What to do about constant anger? This may be difficult, because you might already be addicted to this emotion. (The pleasure may come from feeling righteous about overcoming a real or imagined injustice.) Still, consider these possibilities:
• Turn off or avoid the sources of the anger. (I’m thinking here of 24-hour cable “news” shock jocks, Facebook friends who are always indignant, Twitter chirpers whose acidic writing is rarely positive, people who forward conspiracy stories, mean-spirited jokes or personal invective.)
• In prayer and conversation with loved ones, get in touch with the positive, hopeful and helpful parts of your personality. Your spiritual core consists of more than a seething cauldron of fury.

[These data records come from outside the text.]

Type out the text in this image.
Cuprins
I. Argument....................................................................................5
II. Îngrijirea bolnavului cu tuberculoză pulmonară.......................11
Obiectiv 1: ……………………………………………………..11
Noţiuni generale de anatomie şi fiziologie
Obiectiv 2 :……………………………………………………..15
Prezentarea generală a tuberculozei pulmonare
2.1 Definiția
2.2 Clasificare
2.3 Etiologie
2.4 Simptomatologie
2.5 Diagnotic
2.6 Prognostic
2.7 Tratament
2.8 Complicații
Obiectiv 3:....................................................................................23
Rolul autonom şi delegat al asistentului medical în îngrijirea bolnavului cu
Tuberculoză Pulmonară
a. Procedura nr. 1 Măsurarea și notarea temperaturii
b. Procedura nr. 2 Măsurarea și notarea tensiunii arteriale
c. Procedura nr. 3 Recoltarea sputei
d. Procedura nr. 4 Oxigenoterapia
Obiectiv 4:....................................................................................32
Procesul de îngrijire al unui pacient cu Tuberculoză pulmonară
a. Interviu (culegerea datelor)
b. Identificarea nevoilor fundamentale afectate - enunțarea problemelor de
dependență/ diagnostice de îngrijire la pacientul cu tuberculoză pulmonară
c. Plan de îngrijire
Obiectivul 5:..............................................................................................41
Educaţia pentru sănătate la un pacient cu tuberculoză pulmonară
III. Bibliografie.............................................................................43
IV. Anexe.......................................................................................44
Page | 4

• Show kindness wherever possible, especially to those who you think might not deserve it. Think of Jesus’ example. (Yes, he was angry sometimes—but not always!)
• When confronted (continually) by those who are angry, counter their wrath with love, shown in your deeds and in words. If they persist—they may be addicted to anger—let them know that their anger may be harmful to you. Ask them to refrain from that kind of discourse, for your sake.
• If you’re constantly enraged—and spreading that emotion, perhaps without knowing its effects—ask for some help. Be honest about this part of you, and listen carefully as loved ones help set you back on a loving and hopeful path.
• If you’re experiencing physical symptoms that might be attributed to anger—or its emotional relatives: fear, anxiety—talk to your doctor about this matter.
• Consider enrolling in anger-management classes that are available in your area.
At this time in your life, continual anger isn’t a good way to live. No matter who’s trying to scam you into any form of anger—irritation, annoyance, resentment, fury, antagonism, negativity—you don’t have to be angry. God didn’t create you to live an exasperated life of continually futile rage. You have better, more productive and hopeful ways to live.